High cholesterol level or hypercholesterolemia is a condition where levels of cholesterol in the bloodstream are higher that normal. Individuals are strongly advised to maintain less than 200 mg of cholesterol for every deciliter of blood. Anything higher than 240 mg/dL of blood is considered hypercholesterolemia and this increases the risk of developing plaques that accumulates in the heart blood vessels causing them to narrow and thicken and can later on result to severe problems.
Contrary to popular beliefs, hypercholesterolemia isn’t caused by high-cholesterol diet alone – it is a combination and interaction of different factors. Some of these factors are controllable and very much related to one’s lifestyle like diet, weight, physical activity level, stress, smoking and alcohol intake while age, gender, family history and heredity, and race are among the uncontrollable factors which also play important roles in cholesterol management. Let us take a look at how these things affect our cholesterol level.
- AGE. As people grow older their risk of developing hypercholesterolemia increases. Women over 55 and men over 45 years of age are at greater risk compared to their younger counterparts.
- GENDER. By nature, men are more predisposed to high cholesterol than women. Prior to a woman’s menopause, she normally has lower level of total cholesterol than men of same age groups. It’s not until she reaches menopause or the age of 55 that her cholesterol level increases naturally.
- FAMILY HISTORY & HEREDITY. Your genes partly determine your risks for a number of conditions and diseases and this includes your risk of having high cholesterol.

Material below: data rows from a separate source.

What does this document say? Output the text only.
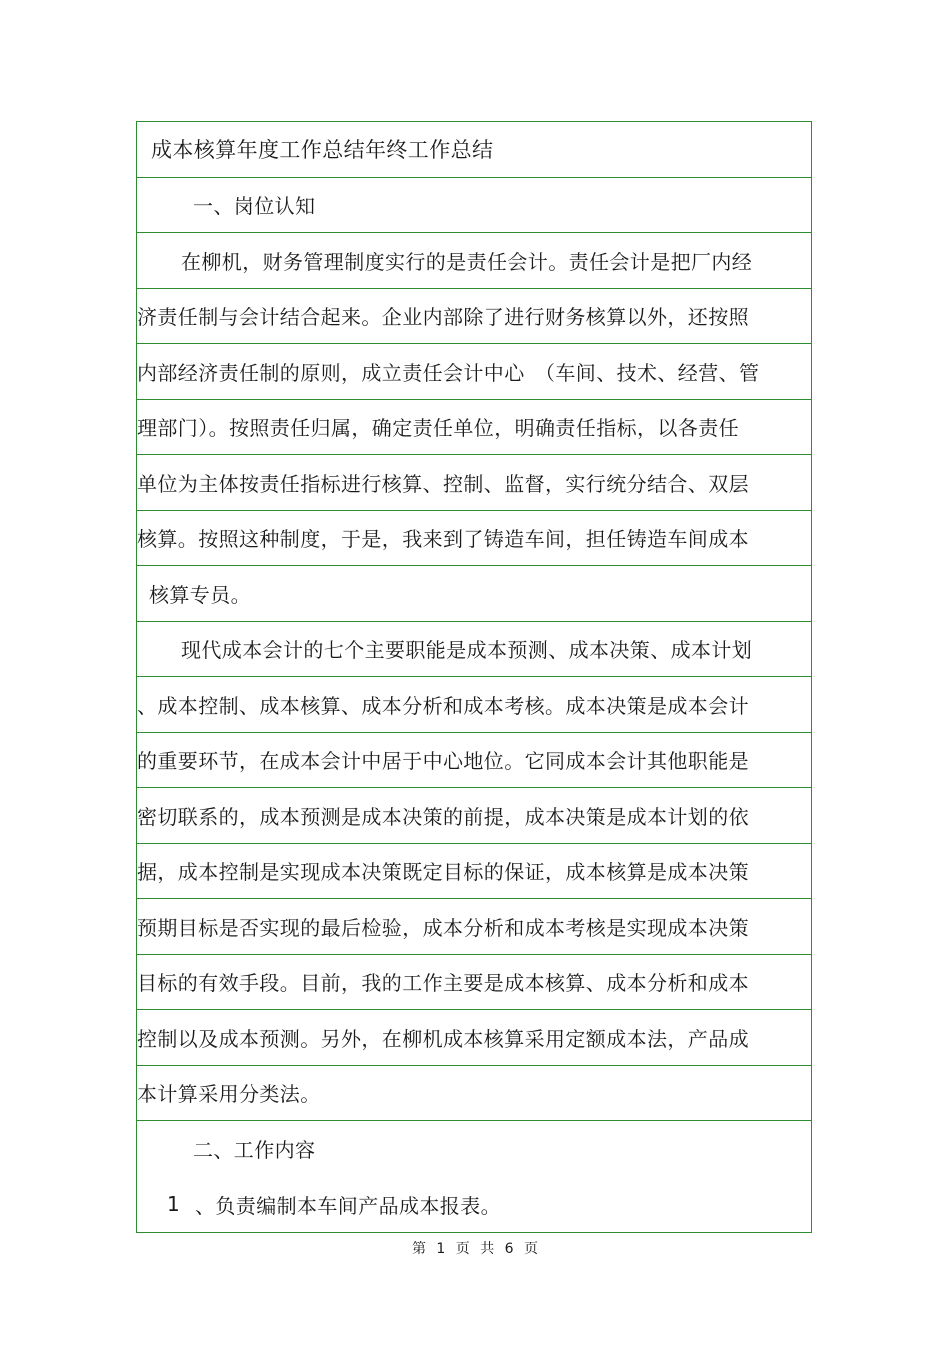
成本核算年度工作总结年终工作总结
一、岗位认知
在柳机，财务管理制度实行的是责任会计。责任会计是把厂内经
济责任制与会计结合起来。企业内部除了进行财务核算以外，还按照
内部经济责任制的原则，成立责任会计中心　（车间、技术、经营、管
理部门）。按照责任归属，确定责任单位，明确责任指标，以各责任
单位为主体按责任指标进行核算、控制、监督，实行统分结合、双层
核算。按照这种制度，于是，我来到了铸造车间，担任铸造车间成本
核算专员。
现代成本会计的七个主要职能是成本预测、成本决策、成本计划
、成本控制、成本核算、成本分析和成本考核。成本决策是成本会计
的重要环节，在成本会计中居于中心地位。它同成本会计其他职能是
密切联系的，成本预测是成本决策的前提，成本决策是成本计划的依
据，成本控制是实现成本决策既定目标的保证，成本核算是成本决策
预期目标是否实现的最后检验，成本分析和成本考核是实现成本决策
目标的有效手段。目前，我的工作主要是成本核算、成本分析和成本
控制以及成本预测。另外，在柳机成本核算采用定额成本法，产品成
本计算采用分类法。
二、工作内容
1 、负责编制本车间产品成本报表。
第 1 页 共 6 页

You are more genetically predisposed to hypercholesterolemia if a member of your immediate family have high cholesterol level or associated problems like heart diseases at a young age of 55.
- RACE. Just like familial history and heredity, your race can also partly predetermine your cholesterol risks. For instance, in the US, African Americans are more prone to develop hypercholesterolemia than Caucasians.
- DIET. The liver manufactures about 80% of the body’s cholesterol while the other 20% comes from the food we eat. If you consume a lot of cholesterol rich food like meat and fatty food, then it will follow that your cholesterol level will also be higher. You should eat more heart-healthy foods like fruits, veggies and whole grains to offset the accumulation.
- ACTIVITY LEVEL. Inactive people or those living a very sedentary lifestyle have higher risk in having higher cholesterol. Regular exercise helps in boosting your HDLs (good cholesterol) thus decreasing your LDL level (bad cholesterol).
- WEIGHT. Naturally if you are overweight you have higher cholesterol level since your body stores extra calories as triglycerides. When triglyceride levels are high, HDL levels in your body tends to become low. Loosing those extra pounds even by only 10% can greatly improve your cholesterol level.
- SMOKING & ALCOHOL INTAKE. Smoking is scientifically proven to have harmful effects to your heart, lungs, blood pressure and cholesterol level. It damages arterial walls and lowers HDL levels. Moderate alcohol drinking (1-2 drinks daily) increases HDL level but is not proven to lower LDLs. What is certain is that drinking too much alcohol leads to liver and heart muscle damage, high blood pressure and high triglycerides levels.
- STRESS. Numerous studies show that stress increases blood cholesterol level over time. This is because stress affects personal habits. For instance, some people console themselves by binge eating super fatty foods and sweets when under pressure, this will of course lead to hypercholesterolemia.